Chapter 12: The Document-Object Model
¶ In chapter 11 we saw JavaScript objects referring to form
and input
tags from the HTML document. Such objects are part of a structure
called the Document-Object Model (DOM). Every tag of the document
is represented in this model, and can be looked up and interacted
with.
¶ HTML documents have what is called a hierarchical structure. Each
element (or tag) except the top <html>
tag is contained in another
element, its parent. This element can in turn contain child elements.
You can visualise this as a kind of family tree:
¶ The document-object model is based on such a view of the document. Note that the tree contains two types of elements: Nodes, which are shown as blue boxes, and pieces of simple text. The pieces of text, as we will see, work somewhat different than the other elements. For one thing, they never have children.
¶ Open the file example_alchemy.html
, which contains the document
shown in the picture, and attach the console to it.
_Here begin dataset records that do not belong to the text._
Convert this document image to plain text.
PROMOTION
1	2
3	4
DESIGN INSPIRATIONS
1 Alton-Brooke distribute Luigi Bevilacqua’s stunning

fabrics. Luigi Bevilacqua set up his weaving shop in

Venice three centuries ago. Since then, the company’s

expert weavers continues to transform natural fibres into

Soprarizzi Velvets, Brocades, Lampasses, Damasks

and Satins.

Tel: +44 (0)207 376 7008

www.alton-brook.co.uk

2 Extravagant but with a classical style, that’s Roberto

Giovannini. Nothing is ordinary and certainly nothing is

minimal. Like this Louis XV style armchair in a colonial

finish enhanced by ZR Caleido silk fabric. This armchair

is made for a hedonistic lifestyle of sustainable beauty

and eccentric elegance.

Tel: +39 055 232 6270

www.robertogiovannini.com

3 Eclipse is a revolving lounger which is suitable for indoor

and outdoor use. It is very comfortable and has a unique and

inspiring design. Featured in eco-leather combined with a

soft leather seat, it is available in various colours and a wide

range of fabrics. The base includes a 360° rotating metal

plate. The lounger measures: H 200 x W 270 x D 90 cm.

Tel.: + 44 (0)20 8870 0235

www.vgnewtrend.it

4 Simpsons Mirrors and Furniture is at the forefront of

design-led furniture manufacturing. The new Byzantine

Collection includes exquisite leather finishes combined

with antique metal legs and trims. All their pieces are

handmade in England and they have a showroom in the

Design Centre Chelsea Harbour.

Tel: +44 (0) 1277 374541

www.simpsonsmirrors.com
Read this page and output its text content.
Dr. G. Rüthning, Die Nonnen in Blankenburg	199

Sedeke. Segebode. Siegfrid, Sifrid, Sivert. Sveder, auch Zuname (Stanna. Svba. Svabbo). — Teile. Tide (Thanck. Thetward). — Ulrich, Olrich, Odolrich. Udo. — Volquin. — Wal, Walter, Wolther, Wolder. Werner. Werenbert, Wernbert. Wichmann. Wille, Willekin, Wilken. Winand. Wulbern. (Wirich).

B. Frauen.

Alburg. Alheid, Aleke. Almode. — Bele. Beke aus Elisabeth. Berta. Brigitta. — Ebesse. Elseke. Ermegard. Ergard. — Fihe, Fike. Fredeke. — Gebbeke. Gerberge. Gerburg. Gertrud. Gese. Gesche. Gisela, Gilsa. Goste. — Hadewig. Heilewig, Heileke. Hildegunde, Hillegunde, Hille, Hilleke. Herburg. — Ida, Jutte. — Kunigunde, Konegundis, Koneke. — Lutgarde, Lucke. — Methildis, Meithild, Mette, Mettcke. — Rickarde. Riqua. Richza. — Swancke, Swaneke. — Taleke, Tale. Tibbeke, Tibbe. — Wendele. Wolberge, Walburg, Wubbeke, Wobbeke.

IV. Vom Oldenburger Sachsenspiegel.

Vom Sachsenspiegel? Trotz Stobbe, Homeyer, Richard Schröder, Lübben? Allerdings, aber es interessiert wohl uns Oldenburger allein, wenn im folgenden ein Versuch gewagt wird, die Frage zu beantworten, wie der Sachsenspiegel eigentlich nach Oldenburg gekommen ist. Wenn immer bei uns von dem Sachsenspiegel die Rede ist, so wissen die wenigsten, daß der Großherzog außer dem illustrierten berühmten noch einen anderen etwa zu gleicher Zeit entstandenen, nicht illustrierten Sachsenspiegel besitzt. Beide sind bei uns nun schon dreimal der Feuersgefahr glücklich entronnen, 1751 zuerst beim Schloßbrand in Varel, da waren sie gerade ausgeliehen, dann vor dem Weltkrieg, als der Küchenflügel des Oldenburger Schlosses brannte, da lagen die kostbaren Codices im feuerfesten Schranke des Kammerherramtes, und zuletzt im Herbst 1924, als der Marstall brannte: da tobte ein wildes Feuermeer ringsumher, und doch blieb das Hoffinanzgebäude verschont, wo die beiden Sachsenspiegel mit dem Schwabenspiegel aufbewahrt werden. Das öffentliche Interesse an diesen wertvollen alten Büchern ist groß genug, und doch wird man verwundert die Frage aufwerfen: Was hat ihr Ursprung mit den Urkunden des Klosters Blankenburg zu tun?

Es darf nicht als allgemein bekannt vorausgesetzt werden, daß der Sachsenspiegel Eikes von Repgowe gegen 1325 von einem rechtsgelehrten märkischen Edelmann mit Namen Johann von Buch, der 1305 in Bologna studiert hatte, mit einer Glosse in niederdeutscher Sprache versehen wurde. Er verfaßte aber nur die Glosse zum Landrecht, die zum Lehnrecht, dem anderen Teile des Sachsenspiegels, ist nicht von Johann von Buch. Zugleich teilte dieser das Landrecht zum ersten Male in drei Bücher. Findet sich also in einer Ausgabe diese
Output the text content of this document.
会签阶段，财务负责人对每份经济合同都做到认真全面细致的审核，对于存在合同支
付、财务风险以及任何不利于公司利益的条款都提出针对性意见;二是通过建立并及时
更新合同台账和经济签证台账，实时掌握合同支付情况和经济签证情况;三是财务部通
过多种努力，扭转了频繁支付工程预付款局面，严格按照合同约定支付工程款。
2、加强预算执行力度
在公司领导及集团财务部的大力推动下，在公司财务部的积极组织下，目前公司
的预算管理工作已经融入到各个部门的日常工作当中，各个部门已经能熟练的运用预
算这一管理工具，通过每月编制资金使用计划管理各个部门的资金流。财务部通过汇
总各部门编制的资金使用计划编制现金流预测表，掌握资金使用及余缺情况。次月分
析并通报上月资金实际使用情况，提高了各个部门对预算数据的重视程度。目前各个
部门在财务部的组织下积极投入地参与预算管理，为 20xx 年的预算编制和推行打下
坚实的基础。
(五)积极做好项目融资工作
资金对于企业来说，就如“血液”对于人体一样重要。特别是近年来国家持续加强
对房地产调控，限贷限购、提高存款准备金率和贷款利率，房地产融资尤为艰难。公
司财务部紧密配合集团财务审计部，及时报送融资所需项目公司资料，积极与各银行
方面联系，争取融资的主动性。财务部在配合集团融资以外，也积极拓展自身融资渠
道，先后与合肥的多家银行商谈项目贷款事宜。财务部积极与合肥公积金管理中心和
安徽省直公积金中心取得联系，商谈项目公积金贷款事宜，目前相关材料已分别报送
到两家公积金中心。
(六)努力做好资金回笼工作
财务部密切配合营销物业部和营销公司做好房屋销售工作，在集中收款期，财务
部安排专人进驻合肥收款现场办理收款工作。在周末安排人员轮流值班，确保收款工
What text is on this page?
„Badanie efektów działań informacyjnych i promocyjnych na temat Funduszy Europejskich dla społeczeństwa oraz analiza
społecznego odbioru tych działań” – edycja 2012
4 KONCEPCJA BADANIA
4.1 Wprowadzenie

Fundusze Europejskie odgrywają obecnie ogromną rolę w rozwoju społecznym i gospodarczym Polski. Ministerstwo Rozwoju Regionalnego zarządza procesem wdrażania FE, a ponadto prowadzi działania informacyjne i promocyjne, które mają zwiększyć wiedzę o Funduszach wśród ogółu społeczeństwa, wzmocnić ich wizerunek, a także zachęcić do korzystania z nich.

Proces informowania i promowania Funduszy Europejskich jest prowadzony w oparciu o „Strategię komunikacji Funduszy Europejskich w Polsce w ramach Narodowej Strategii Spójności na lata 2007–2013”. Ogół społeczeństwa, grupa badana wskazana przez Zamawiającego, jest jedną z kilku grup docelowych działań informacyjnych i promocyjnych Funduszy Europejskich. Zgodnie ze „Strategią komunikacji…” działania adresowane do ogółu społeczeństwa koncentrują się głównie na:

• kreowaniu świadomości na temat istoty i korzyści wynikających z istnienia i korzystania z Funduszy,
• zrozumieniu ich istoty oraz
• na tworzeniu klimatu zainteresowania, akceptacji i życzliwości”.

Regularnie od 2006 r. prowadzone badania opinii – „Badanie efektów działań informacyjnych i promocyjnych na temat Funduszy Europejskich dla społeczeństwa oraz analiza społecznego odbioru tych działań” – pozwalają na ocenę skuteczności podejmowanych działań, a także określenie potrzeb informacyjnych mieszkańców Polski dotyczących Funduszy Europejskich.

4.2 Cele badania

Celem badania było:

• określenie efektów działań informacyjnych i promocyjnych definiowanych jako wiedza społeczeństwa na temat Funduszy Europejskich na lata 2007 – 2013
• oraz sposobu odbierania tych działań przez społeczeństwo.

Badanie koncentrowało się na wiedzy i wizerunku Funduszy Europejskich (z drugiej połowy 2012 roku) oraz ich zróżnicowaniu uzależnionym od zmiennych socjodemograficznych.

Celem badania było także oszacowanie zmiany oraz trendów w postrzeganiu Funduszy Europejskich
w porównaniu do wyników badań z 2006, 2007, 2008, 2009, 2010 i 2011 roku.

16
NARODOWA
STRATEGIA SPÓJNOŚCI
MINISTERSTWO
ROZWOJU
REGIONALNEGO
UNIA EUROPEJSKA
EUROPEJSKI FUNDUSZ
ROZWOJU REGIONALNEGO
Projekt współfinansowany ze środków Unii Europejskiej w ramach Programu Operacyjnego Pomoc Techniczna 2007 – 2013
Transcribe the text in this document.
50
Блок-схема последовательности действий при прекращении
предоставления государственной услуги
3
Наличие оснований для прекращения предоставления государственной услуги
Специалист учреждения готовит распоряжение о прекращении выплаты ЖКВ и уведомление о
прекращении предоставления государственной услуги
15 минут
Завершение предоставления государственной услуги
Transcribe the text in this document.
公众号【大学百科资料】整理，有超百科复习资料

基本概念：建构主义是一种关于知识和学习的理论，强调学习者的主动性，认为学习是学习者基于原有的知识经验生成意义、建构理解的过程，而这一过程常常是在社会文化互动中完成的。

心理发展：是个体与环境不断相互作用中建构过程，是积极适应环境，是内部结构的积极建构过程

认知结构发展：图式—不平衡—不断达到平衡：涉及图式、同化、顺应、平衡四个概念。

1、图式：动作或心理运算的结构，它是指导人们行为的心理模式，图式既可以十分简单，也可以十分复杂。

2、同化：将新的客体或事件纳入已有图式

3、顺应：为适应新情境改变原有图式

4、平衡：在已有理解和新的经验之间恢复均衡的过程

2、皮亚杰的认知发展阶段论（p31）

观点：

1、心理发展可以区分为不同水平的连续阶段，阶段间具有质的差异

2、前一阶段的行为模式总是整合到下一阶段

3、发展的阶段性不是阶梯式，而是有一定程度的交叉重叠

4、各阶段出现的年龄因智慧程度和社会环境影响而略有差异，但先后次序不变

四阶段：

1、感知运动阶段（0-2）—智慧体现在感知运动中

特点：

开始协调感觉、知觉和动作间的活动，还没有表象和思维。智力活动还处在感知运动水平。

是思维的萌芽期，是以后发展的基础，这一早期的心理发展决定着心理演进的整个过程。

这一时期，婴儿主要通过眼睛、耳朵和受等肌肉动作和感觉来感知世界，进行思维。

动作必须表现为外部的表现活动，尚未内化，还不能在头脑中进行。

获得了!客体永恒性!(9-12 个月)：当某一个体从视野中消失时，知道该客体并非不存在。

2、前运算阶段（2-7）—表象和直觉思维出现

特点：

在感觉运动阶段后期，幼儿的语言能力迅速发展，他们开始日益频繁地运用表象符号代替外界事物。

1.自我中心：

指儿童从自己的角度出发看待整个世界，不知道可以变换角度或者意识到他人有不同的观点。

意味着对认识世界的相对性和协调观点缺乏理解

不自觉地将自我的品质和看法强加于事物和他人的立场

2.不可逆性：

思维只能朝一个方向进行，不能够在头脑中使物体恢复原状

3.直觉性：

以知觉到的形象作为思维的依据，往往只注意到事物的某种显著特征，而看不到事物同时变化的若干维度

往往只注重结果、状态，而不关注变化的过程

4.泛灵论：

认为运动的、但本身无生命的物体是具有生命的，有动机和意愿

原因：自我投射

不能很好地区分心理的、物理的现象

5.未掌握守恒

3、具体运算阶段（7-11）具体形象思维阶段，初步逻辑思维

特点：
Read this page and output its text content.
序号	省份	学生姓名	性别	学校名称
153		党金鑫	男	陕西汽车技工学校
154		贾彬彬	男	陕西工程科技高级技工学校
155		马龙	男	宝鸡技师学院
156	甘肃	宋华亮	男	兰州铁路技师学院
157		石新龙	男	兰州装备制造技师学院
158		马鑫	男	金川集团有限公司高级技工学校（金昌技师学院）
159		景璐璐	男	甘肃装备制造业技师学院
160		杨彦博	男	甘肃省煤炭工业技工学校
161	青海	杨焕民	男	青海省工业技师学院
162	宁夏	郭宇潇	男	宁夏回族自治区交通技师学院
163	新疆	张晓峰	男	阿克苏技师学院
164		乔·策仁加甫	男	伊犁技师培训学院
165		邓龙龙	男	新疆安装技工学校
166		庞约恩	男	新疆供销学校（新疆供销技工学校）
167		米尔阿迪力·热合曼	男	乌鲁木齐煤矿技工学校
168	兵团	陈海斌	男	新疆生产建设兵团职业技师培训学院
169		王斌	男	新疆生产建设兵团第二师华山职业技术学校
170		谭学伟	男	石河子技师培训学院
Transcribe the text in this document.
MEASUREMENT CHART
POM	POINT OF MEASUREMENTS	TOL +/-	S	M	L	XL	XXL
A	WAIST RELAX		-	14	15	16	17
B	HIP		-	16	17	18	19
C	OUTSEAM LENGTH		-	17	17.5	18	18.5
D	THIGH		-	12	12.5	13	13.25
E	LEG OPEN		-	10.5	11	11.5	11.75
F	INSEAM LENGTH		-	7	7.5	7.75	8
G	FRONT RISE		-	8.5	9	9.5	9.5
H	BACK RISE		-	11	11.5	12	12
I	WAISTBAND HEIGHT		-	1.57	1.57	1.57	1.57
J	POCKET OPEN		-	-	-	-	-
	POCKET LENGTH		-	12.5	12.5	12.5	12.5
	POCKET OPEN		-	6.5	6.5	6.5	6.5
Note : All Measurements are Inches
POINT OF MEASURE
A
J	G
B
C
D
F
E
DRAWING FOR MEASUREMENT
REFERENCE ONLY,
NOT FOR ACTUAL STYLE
attach(window.open("example_alchemy.html"));
¶ The object for the root of the document
tree, the html
node, can be reached through the documentElement
property of the document
object. Most of the time, we need access to
the body
part of the document instead, which is at
document.body
.
¶ The links between these nodes are available as properties of the node
objects. Every DOM object has a parentNode
property, which refers
to the object in which it is contained, if any. These parents also
have links pointing back to their children, but because there can be
more than one child, these are stored in a pseudo-array called
childNodes
.
show(document.body); show(document.body.parentNode); show(document.body.childNodes.length);
¶ For convenience, there are also links called firstChild
and
lastChild
, pointing at the first and last child inside a node, or
null
when there are no children.
show(document.documentElement.firstChild); show(document.documentElement.lastChild);
¶ Finally, there are properties called nextSibling
and
previousSibling
, which point at the nodes sitting 'next' to a node
― nodes that are children of the same parent, coming before or after
the current node. Again, when there is no such sibling, the value of
these properties is null
.
show(document.body.previousSibling); show(document.body.nextSibling);
¶ To find out whether a node represents a simple piece of text or an
actual HTML node, we can look at its nodeType
property. This
contains a number, 1
for regular nodes and 3
for text nodes. There
are actually other kinds of objects with a nodeType
, such as the
document
object, which has 9
, but the most common use for this
property is distinguishing between text nodes and other nodes.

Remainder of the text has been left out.